Just when I think “I’ve got it!” a parking lot gets me again. These drops tend to be very slow — usually just down on the cylinder head. And this after I had a custom seat built in January. It’s enough to make me wonder if I’ll ever want a bike with lots of plastic bits. And as Beth says, the odds of a drop are directly proportional to the number of people watching! Unless you’re tired and alone and it’s late at night, damp, dark — then you drop the bike on an off-camber incline (this happened – the second guy who came into the hotel parking lot helped me right her).
Dan and I went to the Bahamas for Christmas and rented scooters for two days. Well, I only touch toes on those, also, but they don’t go too fast and are fun. Squidly — riding around in birkenstocks, sunglasses, bathing suit and tank top. So guess what — Dan stops in front of me to look at an unfinished house in a residential section — I (over)grab the front brakes and They Lock Up. Screech; thump. Minor scrapes on the scooter — serious road rash on Kathy (right elbow, right forearm, right thigh). And one more “hit” on the right shoulder pushed it over the edge; guess it’s now permanently tight.

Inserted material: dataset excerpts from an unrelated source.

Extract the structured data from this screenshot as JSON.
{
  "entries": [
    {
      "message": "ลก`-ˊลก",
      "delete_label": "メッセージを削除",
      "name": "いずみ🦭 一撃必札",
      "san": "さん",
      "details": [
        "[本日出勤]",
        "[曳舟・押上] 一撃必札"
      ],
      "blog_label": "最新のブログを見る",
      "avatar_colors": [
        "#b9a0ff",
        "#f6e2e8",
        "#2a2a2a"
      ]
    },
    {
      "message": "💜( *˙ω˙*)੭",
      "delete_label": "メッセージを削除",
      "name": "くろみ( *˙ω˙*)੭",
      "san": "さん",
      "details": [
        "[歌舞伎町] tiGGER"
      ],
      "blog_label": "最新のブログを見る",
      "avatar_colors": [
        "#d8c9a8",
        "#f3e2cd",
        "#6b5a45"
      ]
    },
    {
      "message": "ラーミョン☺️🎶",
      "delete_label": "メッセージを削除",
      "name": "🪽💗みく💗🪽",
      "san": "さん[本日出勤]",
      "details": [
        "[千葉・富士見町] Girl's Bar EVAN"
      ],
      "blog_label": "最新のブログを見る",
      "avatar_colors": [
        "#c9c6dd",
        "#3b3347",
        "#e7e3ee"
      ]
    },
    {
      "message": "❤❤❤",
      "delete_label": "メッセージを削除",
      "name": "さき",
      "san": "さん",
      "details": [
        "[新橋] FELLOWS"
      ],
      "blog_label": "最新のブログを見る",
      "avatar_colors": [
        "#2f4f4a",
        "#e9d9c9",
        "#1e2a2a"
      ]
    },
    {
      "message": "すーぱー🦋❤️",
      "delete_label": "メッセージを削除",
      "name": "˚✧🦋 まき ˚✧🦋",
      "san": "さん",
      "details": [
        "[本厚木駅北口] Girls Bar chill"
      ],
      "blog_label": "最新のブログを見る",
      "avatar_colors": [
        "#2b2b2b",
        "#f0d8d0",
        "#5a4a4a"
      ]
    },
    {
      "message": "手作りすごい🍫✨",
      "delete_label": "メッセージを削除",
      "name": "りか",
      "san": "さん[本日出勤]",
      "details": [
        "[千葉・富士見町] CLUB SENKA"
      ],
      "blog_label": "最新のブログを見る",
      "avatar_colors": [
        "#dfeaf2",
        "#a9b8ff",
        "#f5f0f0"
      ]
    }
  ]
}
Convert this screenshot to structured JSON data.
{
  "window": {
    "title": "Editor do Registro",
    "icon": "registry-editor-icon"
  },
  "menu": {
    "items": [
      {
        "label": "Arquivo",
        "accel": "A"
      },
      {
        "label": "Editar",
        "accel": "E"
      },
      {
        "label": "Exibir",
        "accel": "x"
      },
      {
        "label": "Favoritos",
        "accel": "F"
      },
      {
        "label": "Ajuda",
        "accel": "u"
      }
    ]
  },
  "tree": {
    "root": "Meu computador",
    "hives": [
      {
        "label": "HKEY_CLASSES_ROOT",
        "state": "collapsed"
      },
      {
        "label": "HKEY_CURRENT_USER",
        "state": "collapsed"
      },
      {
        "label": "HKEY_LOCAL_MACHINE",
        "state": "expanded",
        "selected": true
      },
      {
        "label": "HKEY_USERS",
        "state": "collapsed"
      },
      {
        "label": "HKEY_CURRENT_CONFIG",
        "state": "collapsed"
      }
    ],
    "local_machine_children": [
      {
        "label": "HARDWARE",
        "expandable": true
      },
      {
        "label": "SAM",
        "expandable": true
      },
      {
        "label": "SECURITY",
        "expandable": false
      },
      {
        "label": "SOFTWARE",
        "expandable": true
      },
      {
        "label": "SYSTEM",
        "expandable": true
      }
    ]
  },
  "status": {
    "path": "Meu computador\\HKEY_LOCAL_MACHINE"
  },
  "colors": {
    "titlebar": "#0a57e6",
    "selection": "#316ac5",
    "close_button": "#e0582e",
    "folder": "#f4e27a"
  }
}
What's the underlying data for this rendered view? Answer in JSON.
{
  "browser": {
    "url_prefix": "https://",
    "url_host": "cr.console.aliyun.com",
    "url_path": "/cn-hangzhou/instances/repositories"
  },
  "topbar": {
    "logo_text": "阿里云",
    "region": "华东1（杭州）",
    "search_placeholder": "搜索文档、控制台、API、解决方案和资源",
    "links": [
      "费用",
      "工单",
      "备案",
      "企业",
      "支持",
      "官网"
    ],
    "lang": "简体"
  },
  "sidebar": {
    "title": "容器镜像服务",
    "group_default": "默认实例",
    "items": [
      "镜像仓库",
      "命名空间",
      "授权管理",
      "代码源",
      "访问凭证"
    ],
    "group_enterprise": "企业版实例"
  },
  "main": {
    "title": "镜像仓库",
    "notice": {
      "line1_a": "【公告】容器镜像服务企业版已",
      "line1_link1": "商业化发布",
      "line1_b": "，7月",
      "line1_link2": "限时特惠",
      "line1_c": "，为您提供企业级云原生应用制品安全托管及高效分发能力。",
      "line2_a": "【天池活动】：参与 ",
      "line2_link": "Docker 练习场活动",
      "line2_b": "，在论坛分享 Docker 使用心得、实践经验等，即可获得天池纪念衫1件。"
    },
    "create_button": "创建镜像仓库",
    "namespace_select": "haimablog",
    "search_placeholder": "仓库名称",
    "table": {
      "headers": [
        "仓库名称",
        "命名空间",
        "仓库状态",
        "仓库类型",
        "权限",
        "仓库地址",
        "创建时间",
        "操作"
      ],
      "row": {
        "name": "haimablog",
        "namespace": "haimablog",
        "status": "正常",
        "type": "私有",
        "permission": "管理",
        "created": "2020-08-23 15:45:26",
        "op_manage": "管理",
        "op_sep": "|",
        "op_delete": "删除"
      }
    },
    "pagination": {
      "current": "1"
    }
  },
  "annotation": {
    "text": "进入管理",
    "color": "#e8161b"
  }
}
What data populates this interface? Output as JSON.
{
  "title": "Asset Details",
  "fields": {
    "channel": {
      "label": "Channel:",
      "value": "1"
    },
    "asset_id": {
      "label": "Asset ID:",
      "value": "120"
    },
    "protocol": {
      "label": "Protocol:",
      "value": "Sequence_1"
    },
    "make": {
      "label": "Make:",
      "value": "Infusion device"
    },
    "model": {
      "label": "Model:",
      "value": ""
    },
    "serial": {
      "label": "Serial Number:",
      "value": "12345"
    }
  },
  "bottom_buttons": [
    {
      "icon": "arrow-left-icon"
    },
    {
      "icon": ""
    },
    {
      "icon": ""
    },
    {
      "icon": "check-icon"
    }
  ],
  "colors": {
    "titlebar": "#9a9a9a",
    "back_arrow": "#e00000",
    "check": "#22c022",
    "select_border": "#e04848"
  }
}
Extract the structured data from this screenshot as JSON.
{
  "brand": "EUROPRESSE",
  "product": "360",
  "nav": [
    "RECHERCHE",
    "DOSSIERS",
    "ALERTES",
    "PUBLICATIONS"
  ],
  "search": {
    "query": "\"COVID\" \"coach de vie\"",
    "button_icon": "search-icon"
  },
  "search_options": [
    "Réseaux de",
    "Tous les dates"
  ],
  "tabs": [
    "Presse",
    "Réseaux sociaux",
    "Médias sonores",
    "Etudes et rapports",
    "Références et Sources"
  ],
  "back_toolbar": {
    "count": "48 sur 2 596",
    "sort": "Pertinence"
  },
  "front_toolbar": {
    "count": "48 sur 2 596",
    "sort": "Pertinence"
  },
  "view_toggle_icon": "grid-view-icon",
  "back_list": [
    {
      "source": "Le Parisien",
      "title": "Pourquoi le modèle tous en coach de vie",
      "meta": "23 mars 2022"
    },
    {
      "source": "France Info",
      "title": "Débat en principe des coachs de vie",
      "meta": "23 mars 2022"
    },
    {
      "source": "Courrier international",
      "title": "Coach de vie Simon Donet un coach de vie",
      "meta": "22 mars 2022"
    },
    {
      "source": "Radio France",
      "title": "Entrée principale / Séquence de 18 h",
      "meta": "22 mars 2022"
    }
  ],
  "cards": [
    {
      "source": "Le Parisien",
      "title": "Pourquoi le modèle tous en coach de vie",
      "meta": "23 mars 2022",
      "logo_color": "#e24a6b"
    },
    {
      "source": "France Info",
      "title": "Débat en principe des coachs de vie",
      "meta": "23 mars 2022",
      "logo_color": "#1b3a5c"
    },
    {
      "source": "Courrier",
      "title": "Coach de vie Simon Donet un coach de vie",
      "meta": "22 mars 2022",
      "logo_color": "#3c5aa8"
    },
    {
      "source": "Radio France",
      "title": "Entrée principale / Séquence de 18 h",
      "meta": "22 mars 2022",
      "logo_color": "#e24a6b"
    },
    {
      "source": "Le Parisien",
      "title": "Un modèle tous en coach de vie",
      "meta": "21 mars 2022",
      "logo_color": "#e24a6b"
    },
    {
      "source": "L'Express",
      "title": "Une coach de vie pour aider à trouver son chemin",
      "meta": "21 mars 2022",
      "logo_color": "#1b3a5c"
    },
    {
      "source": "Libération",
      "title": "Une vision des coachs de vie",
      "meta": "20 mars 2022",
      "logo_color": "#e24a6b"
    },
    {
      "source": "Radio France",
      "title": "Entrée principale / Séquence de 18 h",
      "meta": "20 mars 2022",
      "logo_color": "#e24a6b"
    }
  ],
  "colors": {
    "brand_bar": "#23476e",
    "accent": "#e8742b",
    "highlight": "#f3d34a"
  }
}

The second week in June, Dan and I took off for the east side of Mt. St. Helens. (We had already visited the west side). Forest Service Road 25 had just opened; we’d be among the first to make the trip. And it would be the first time for both of us. My part of the trip had a highlight; read my report to WetLeather. The amazing thing was the amount of snow still on the mountain. FSR 99, which takes you up to Windy Ridge, was still closed; I don’t believe it opened until early July.
Suspension and Lean
In August, I loaded up with camping gear and headed off to Northern California for The 1999 Gather. I was a little worried, because everyone had told me the bike would handle differently loaded. Well, it turns out it handled better! Which led to suspension lessons on Saturday (and a trip to Cascade for new – softer – springs upon my return). On the way home, I took Ca3 north to I-5, and on one of those tight hairpins, leaned over so far to the right that I scraped the right cylinder cover. Had it not been for Rob Fulwell, of WL, I probably still would not know it; I did know it was the “most horizontal” I’d ever been, however!
So, it’s now been a year. I’ve made moderate progress on learning to “wrench” … have an extended “family” up-and-down the west coast and parts east … have made One Long Trip (now have a 400+mile day in a 1600 mile trip) … and have found that the more I ride, the more I want to ride. Guess it’s not a fad! I plan to submit my paperwork for MSF instructor this fall.